La somma dei costi fissi e costi variabili dà il costo totale. Si può anche ottenere il costo totale di un singolo coperto prodotto. Il costo medio è invece la quota di costi totali (cioè sia fissi che variabili) sostenuta per produrre una singola unità di prodotto o servizio. Si ottiene con questa semplice formula:
costo medio = costi totali : quantità prodotte
Invece il costo unitario medio deriva dalla somma del costo fisso e variabile medio. Il costo marginale è il costo aggiuntivo che un’impresa sostiene per produrre un servizio in più, ad esempio il costo che un ristorante sostiene per produrre un coperto aggiuntivo non previsto. La produzione di una unità in più fa crescere i costi variabili e anche il costo totale del bene prodotto.
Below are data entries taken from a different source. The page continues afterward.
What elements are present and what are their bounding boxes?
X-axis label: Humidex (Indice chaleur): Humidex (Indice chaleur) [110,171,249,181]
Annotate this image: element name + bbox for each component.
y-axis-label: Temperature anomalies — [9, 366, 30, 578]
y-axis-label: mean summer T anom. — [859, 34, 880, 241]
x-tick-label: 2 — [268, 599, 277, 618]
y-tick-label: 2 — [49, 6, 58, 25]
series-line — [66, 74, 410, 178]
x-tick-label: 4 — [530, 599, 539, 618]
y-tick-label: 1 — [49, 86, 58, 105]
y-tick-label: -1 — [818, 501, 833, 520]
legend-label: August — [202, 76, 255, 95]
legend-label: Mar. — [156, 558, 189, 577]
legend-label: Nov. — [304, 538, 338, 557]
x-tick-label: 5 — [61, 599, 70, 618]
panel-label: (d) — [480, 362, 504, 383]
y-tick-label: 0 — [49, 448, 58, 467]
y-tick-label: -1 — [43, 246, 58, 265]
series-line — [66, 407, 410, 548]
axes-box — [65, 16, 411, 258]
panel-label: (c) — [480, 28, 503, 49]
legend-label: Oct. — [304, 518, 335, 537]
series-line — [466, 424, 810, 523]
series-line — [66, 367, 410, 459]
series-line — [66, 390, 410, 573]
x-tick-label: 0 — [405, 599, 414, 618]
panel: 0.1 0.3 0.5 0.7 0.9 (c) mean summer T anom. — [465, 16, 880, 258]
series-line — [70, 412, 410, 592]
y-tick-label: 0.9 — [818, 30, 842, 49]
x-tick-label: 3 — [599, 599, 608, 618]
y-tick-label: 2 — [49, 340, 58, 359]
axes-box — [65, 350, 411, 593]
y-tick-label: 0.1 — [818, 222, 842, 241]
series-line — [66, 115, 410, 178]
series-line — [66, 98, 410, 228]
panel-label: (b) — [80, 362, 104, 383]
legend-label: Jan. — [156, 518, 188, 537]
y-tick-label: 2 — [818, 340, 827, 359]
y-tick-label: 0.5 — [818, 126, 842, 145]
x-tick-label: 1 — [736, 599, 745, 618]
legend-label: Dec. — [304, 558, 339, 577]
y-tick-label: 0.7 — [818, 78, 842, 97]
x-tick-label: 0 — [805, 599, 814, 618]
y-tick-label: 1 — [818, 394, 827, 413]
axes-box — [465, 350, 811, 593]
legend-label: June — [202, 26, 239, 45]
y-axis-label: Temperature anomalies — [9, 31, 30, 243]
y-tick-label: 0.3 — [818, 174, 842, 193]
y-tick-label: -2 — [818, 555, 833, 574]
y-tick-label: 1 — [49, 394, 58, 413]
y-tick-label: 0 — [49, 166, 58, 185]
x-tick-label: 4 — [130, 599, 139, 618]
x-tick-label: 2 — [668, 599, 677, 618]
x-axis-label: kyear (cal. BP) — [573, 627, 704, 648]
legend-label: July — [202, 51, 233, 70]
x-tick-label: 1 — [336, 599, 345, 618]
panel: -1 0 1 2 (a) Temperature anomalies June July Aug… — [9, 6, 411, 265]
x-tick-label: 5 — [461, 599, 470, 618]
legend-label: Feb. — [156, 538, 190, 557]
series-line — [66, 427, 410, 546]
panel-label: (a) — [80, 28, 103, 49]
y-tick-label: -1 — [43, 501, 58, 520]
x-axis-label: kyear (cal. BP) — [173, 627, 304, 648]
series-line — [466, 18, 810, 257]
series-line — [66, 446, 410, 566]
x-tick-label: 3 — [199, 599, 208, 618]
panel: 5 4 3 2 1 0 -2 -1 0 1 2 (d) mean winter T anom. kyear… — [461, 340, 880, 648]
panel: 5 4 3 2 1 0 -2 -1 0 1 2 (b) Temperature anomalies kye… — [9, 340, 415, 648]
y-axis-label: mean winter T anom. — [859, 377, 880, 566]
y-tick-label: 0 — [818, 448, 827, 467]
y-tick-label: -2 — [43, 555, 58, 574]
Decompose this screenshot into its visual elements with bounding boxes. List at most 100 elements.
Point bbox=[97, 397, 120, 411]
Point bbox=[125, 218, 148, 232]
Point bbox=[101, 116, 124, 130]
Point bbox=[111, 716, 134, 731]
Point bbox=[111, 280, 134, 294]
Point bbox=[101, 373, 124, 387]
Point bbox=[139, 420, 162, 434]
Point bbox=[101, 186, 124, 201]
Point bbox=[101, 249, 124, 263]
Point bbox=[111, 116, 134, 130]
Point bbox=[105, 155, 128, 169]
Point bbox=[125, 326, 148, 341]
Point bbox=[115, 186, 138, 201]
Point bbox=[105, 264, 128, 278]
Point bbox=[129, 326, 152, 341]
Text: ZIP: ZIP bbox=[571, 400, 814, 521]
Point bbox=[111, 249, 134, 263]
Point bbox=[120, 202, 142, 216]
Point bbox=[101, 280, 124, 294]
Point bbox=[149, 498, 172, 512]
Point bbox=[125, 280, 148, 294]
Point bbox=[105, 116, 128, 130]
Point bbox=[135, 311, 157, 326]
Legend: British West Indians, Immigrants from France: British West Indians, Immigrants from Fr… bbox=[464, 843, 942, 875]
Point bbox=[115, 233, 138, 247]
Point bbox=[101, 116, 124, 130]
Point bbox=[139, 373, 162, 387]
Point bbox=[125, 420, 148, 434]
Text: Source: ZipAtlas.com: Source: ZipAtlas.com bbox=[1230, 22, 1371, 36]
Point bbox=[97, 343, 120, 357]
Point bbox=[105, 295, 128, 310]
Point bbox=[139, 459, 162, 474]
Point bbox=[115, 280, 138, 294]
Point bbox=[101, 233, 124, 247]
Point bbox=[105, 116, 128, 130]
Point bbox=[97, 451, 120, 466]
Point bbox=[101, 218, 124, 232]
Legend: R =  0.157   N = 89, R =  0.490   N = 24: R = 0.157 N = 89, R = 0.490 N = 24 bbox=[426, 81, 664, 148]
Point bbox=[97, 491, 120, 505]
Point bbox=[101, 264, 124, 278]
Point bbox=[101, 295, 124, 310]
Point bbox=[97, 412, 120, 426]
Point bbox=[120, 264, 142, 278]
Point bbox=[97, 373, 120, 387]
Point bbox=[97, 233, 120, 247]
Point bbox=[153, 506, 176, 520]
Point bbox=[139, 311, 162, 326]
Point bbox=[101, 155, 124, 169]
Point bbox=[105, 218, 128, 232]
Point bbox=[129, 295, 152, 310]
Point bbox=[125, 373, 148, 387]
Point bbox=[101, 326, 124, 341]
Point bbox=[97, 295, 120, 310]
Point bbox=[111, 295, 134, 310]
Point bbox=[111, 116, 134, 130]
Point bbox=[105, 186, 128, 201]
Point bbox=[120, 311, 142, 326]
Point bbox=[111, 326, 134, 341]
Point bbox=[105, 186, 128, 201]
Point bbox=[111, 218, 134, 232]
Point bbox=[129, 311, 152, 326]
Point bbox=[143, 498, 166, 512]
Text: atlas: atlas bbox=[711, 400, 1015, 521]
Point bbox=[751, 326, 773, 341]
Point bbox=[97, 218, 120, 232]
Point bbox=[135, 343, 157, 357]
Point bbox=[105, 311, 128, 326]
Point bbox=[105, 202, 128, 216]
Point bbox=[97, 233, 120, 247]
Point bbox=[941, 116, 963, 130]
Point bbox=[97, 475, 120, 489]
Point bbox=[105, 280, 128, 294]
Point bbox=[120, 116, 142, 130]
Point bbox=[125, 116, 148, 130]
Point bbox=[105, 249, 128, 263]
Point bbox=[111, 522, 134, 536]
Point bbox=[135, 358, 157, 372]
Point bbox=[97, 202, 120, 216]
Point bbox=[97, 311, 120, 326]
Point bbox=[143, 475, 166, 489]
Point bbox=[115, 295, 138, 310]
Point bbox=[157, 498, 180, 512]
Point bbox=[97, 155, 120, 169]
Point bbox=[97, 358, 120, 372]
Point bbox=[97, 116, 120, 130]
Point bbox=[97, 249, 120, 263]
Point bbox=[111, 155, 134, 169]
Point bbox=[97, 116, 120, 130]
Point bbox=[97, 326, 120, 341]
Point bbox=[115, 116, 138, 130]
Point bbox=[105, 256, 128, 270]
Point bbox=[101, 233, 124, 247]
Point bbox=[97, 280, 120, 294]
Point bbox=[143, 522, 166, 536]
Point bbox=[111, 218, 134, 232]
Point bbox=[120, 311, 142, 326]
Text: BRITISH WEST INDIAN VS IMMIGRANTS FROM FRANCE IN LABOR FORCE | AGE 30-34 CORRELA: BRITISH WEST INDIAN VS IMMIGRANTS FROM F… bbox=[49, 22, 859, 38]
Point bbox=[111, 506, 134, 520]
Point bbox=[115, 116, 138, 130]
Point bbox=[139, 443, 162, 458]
La conoscenza del costo marginale indica fino a che punto risulta conveniente aumentare la produzione: se il costo marginale si mantiene al di sotto del costo variabile oppure risulta pari è conveniente; mentre non risulta più conveniente produrre altri coperti quando il costo marginale è superiore al costo totale.

Il costo diretto

E anche chiamato costo primo, è utile per la valutazione iniziale del costo del servizio che l’impresa ha sostenuto per produrre. E formato da alcuni costi imputabili a un solo prodotto e sono essenzialmente costituiti da: costi delle materie prime, costi del personale, altri costi diretti.
I costi diretti possono essere ripartiti in: costo del personale non direttamente imputabile alla produzione di beni e servizi, costo delle materie prime e altri costi diretti.